Дорота, любимица госпожи и нянька маленького Собеслава, также очень удачно была выбрана в подруги изгнания и бедности. Трудно было найти сердце добрее. Она жила своим воспитанником, и не знаю, была ли в состоянии любить горячее свое собственное детище. Это была уже немолодая, сильная, плечистая женщина с грубыми чертами лица, изуродованного оспою, румяная, живая, говорливая, трудолюбивая. Как Матвей всегда был нахмурен, так, напротив, она была обыкновенно весела и приветлива, и ничто не могло надолго затмить ясности ее характера. Едва взгрустит и заплачет, уже бежит к работе и поет, как ни в чем не бывало. Работа была для нее животворной стихией. Никогда она не оставалась ни минуты праздною: даже и в дороге вязала чулок, хотя часто дремала над этим непривычным делом и желала работы более тяжелой и размашистой. В доме она была всем: кухаркой, служанкой, ключницей, нянькой, садовником и не знаю еще чем, и постоянно жаловалось, что ей нечего делать. Ее видно было всюду, в амбаре, в погребе; ее ключи и резкий веселый голос слышны были в комнате; вдруг она очутилась в кухне, летит в сад, а часто еще сбегает и в поле посмотреть, не ленятся ли работники. С Матвеем при всем взаимном уважении их друг к другу, воевала она беспрестанно. Дорота упрекала его, что все время свое он убивает на поливание и подрезывание табака; он называл ее всеместною егозою; но где дело касалось господской выгоды, оба ладили совершенно.
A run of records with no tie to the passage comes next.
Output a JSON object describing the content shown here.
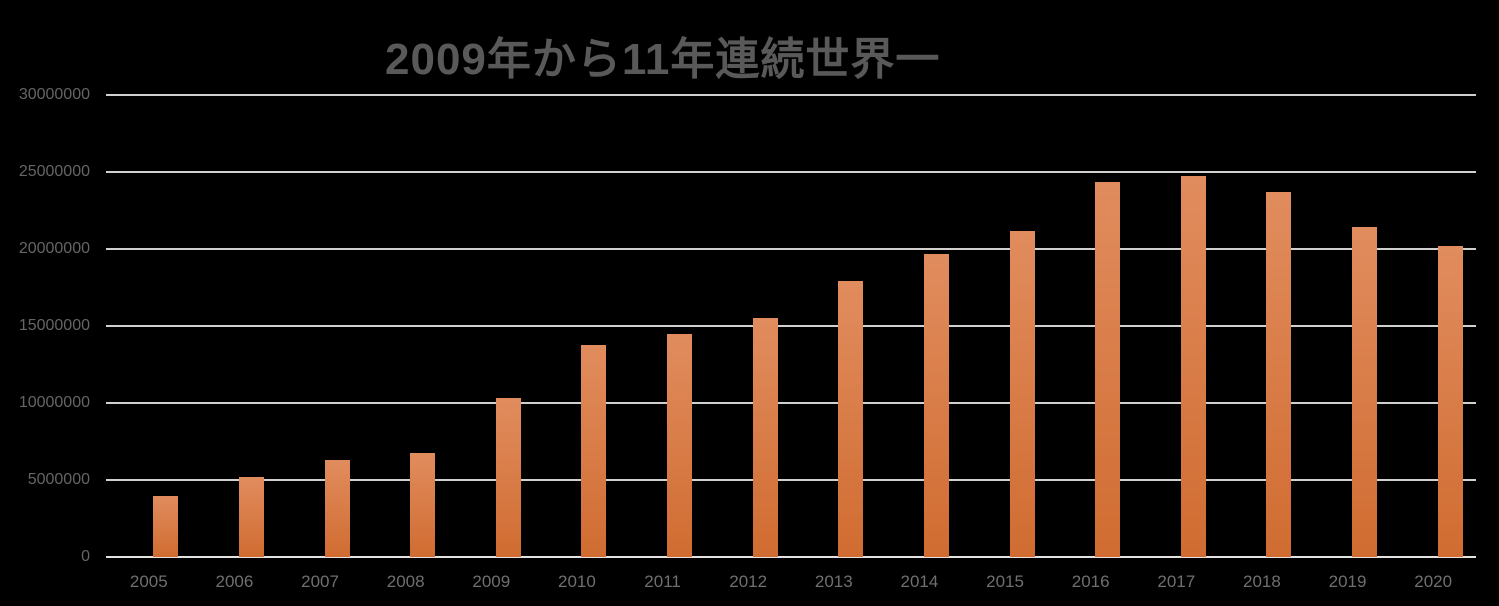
{
  "background_color": "#000000",
  "chart_data": {
    "type": "bar",
    "title": "2009年から11年連続世界一",
    "categories": [
      "2005",
      "2006",
      "2007",
      "2008",
      "2009",
      "2010",
      "2011",
      "2012",
      "2013",
      "2014",
      "2015",
      "2016",
      "2017",
      "2018",
      "2019",
      "2020"
    ],
    "values": [
      3970000,
      5180000,
      6300000,
      6760000,
      10330000,
      13760000,
      14470000,
      15490000,
      17930000,
      19700000,
      21150000,
      24380000,
      24720000,
      23710000,
      21440000,
      20180000
    ],
    "xlabel": "",
    "ylabel": "",
    "ylim": [
      0,
      30000000
    ],
    "yticks": [
      {
        "value": 0,
        "label": "0"
      },
      {
        "value": 5000000,
        "label": "5000000"
      },
      {
        "value": 10000000,
        "label": "10000000"
      },
      {
        "value": 15000000,
        "label": "15000000"
      },
      {
        "value": 20000000,
        "label": "20000000"
      },
      {
        "value": 25000000,
        "label": "25000000"
      },
      {
        "value": 30000000,
        "label": "30000000"
      }
    ],
    "grid": true,
    "legend": false,
    "colors": {
      "background": "#000000",
      "title_text": "#595959",
      "y_tick_text": "#656565",
      "x_tick_text": "#6f6f6f",
      "gridline": "#d2cfcf",
      "axis_line": "#e4e1e1",
      "bar_gradient_top": "#e18c5e",
      "bar_gradient_bottom": "#d06c31"
    }
  }
}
Таков был двор бедной вдовы, сопутствовавший ей добровольно. Кони, старый Шпак, коренной, и две кобылы, одна гнедая, а другая гораздо меньшего роста, называвшаяся Белкою, в краковских шлейках кое-как исправленных стараниями Матвея, везли желтую, связанную во многих местах таратайку. Андрей, мужик, который должен был воротиться из Люблина в деревню, был погонщиком телеги, которая везла пару сундуков, несколько фамильных портретов, игрушки маленького Собеслава и немного круп, муки и гороху в узлах. Сверх этого таинственного скарба, Дорота привязала клетку с пятью любимыми курами и желтым петухом. Таратайка и телега подвигались вперед чрезвычайно медленно, так что иной день делали не более пяти миль. Матвей с приличной важностью правил лошадьми, оживляя их более голосом, нежели батогом.
- Стыдились бы, старые! Эй, Шпак, ты думаешь, что я не вижу, - говорил он, доставая из кармана свой рожок: - будет и батог в работе! Дышло тебя опереживает. Вот же тебе за это! Ага, видишь, что я не слеп. Эй ты, вытягивай! Белка почтенная лошадка. Вот вам пример: одна таратайку тащит...
Так говоря, закладывал он батог и вожжи под мышку, или под ногу и принимался за табак, а между тем посматривал исподлобья на лошадей, которые так уже привыкли уменьшать шаг, когда он доставал рожок с табаком, что всякий раз едва не останавливались; но лишь только он спрячет рожок, они спешили предупредить его увещания и пускались кое-какою рысцою. Понюхав табаку, он делался веселее и оборачивался к Дороте, если она дремала, подносил ей к носу щепотку бернардинца, а если нет, то ворчал на нее, сам не зная за что. Дорота отвечала на его ворчание веселым смехом и еще более подстрекала его красноречие, в надежде, что это развеселит вдову. Но госпожа, молчаливая и погруженная в думы, ехала, глядя только на сына, и о нем только думала. Перед каждою корчмою они останавливались то отдохнуть, то напиться воды, то достать чего-нибудь для дитяти, то покормить лошадок, то исправить что-нибудь в упряжи, которая беспрестанно рвалась. Этим способом дорога тянулась несколько недель; наконец, однажды вечером, Матвей указал бичом на что-то показавшееся из-за холмов. То был Люблин.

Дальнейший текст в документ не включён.